Dive Brief:
- Transportation Secretary Pete Buttigieg faced questions about the deployment and use of funds from the 2021 infrastructure bill from members of the House Transportation and Infrastructure Committee during a Department of Transportation oversight hearing Wednesday.
- “Many stakeholders have already expressed concerns about this administration’s implementation of the infrastructure law, including the pace of implementation and whether it is following the intent of the law,” said committee Chairman Sam Graves, R -Mo., in the opening statements.
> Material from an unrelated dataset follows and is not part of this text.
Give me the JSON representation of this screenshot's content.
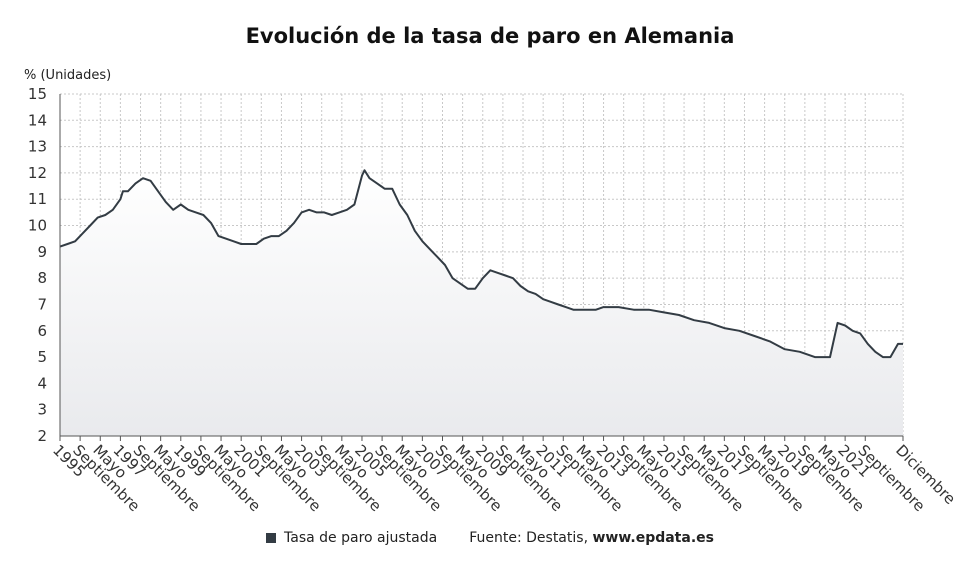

- Concerns expressed about the pace of the rollout contrast with reports earlier this year of growth in the number and size of infrastructure contracts and revenue growth attributed to the infrastructure law and other federal initiatives.
Diving knowledge:
While Democratic members of the committee largely praised the Biden administration’s actions to implement the Jobs and Infrastructure Investments Act, Republican members raised issues with the climate and equity funding requirements of the grant “As far as I can see, your office is simply writing blank checks to comply with Mr. Biden’s climate initiatives while leaving the average Joe in the dust,” said Texas Rep. Brian Babin.
“And the only concern I have is, with all this focus on equity, how do we make sure that American taxpayer dollars go to the most important projects that support everybody, that support the whole of society, including obviously disadvantaged communities and it doesn’t matter how you define that?” asked David Rouzer, RN.C.
Graves asked the transportation secretary about the rate at which funds are distributed to projects in the U.S. “A 2023 Associated General Contractors survey of its member firms found that only 5 percent of responding firms. [said] who have worked on IIJA-funded projects to date, and only 6% of respondents indicated that they had even successfully bid on projects for which work had yet to start,” he said.
“We must ensure that regulatory burdens and confusion about guidance are removed in order to efficiently administer infrastructure programs,” Graves said.
Buttigieg responded, stating that “The Biden administration has more than 37,000 infrastructure projects moving forward in every state and territory.” He added that there is a gap between when a project is authorized or approved and when construction begins. “But you have my commitment that anything that comes under the control of our department we will do as quickly as possible,” he told the committee.
Earlier this year, the American Association of Highway and Transportation Builders found that the dollar value of all transportation project contract awards grew 25% from 2021 to 2022, and the number of contracts increase by 12.4%, up to 39,500. ARTBA Chief Economist Alison Premo Black told Smart Cities Dive in a March interview that she saw this as “a very positive sign that federal investment money is starting to flow into the project.”
Major engineering, design and construction firms reported strong revenue growth in the most recent quarter. AECOM CEO Troy Rudd said on the company’s Aug. 7 earnings call that “funding for key infrastructure initiatives is progressing,” reflecting “increased activity for the IIJA, the Inflation Reduction Act, and robust investment in state and local infrastructure.”